James E. Boulas Co., L.P.A., and James E. Boulas, for appellee Kenneth Hageman. Law Office of Jacob Kronenberg and Jacob A.H. Kronenberg, for appellant.

{¶ 46} While there may be compelling public policy reasons for imposing a duty to maintain the confidentiality of a patient’s medical records when they are produced to opposing counsel in the course of litigation, “the legislative branch is ‘the ultimate arbiter of public policy.’ ” Arbino v. Johnson & Johnson, 116 Ohio St.3d 468, 2007-Ohio-6948, 880 N.E.2d 420, ¶ 21, quoting State ex rel. Cincinnati Enquirer, Div. of Gannett Satellite Information Network v. Dupuis, 98 Ohio St.3d 126, 2002-Ohio-7041, 781 N.E.2d 163, ¶ 21. Thus, the legislature is the proper branch of government to consider and announce such a cause of action if it deems it advisable. The majority today invades the province of the legislature by judicially creating this new cause of action.

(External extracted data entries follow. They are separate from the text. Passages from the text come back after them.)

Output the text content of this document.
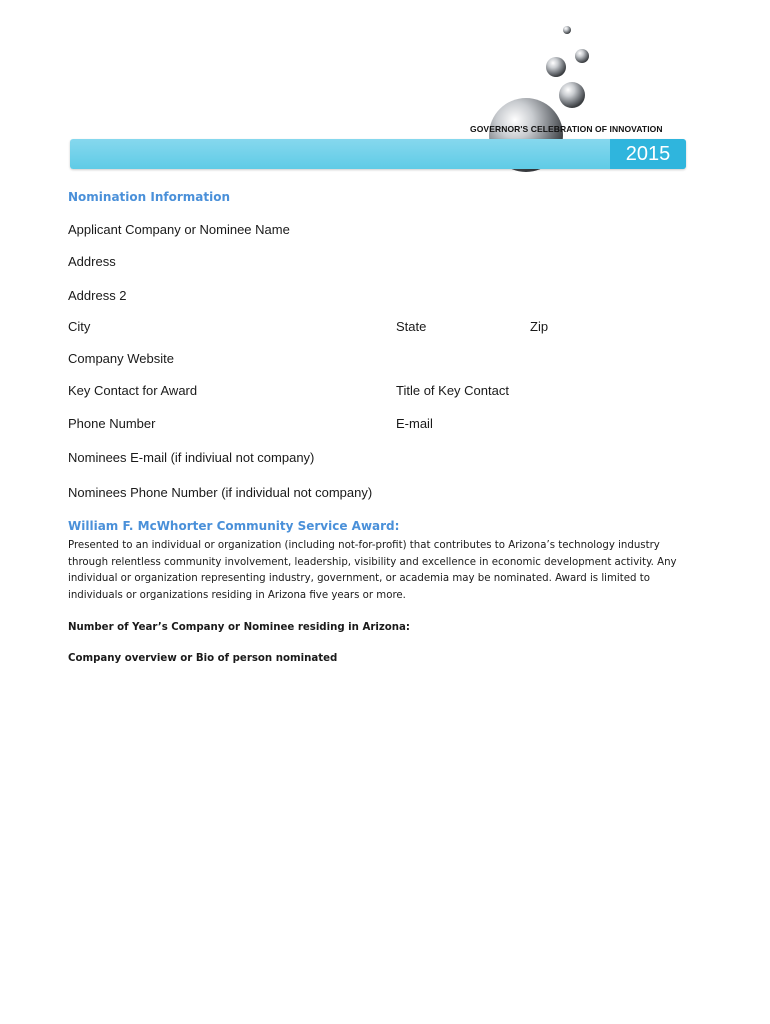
GOVERNOR'S CELEBRATION OF INNOVATION
2015
Nomination Information
Applicant Company or Nominee Name
Address
Address 2
City	State	Zip
Company Website
Key Contact for Award	Title of Key Contact
Phone Number	E-mail
Nominees E-mail (if indiviual not company)
Nominees Phone Number (if individual not company)
William F. McWhorter Community Service Award:
Presented to an individual or organization (including not-for-profit) that contributes to Arizona’s technology industry through relentless community involvement, leadership, visibility and excellence in economic development activity. Any individual or organization representing industry, government, or academia may be nominated. Award is limited to individuals or organizations residing in Arizona five years or more.
Number of Year’s Company or Nominee residing in Arizona:
Company overview or Bio of person nominated
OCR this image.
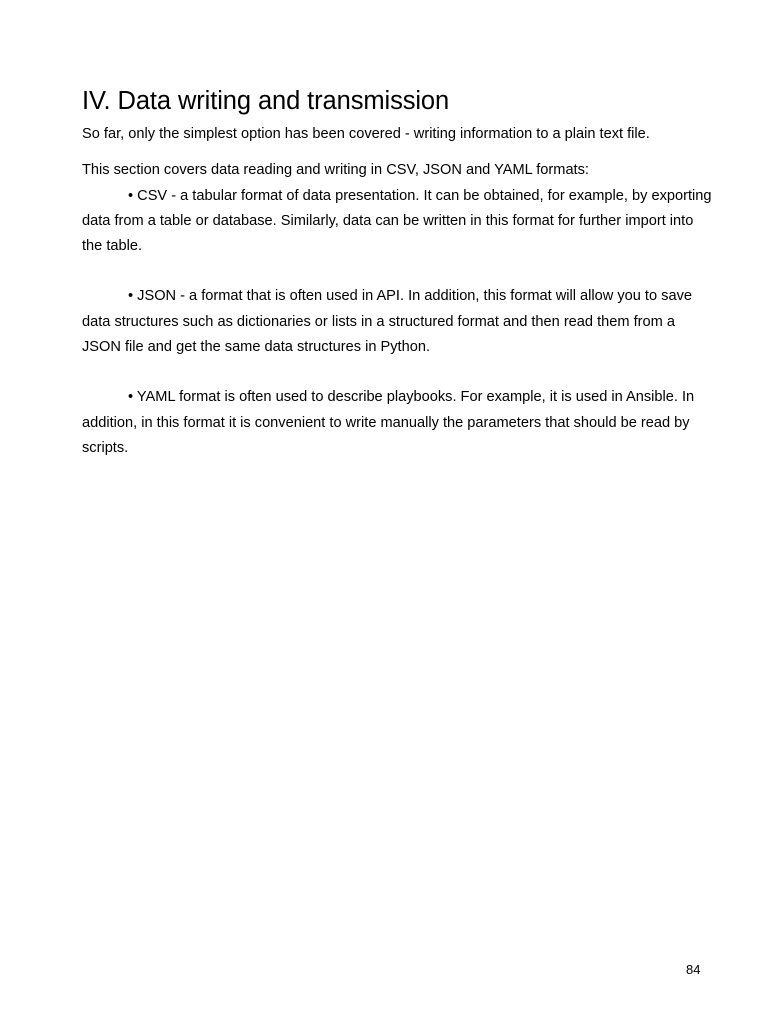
IV. Data writing and transmission

So far, only the simplest option has been covered - writing information to a plain text file.

This section covers data reading and writing in CSV, JSON and YAML formats:

• CSV - a tabular format of data presentation. It can be obtained, for example, by exporting data from a table or database. Similarly, data can be written in this format for further import into the table.

• JSON - a format that is often used in API. In addition, this format will allow you to save data structures such as dictionaries or lists in a structured format and then read them from a JSON file and get the same data structures in Python.

• YAML format is often used to describe playbooks. For example, it is used in Ansible. In addition, in this format it is convenient to write manually the parameters that should be read by scripts.

84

{¶ 47} Hageman waived his physician-patient privilege by filing a counterclaim in the divorce action, thereby placing his medical condition at issue, and failed to contest the disclosure of his medical records by his physician. Under these circumstances, the attorney who lawfully came into possession of the records, which were no longer privileged, owed no duty to Hageman. Rather, in the proper representation of her client, who allegedly had been the victim of an assault, she provided the information to the prosecuting attorney. Today’s decision takes a step away from Biddle, in which the hospital released patient medical records to its own counsel. Here, opposing counsel obtained the medical records through the use of a properly issued subpoena by operation of law. Nothing in our prior case, however, would suggest that opposing counsel owed any duty whatsoever to the opposing party to maintain the confidentiality of the medical information. The very purpose of permitting its discovery is to allow its examination and use by opposing counsel in furtherance of the cause of a client. Accordingly, I would reverse the judgment of the court of appeals.

Lundberg Stratton, J., concurs in the foregoing opinion.

. The disclosure at issue here was made to the prosecutor in the separate but related criminal case against Hageman for the alleged assault on his wife.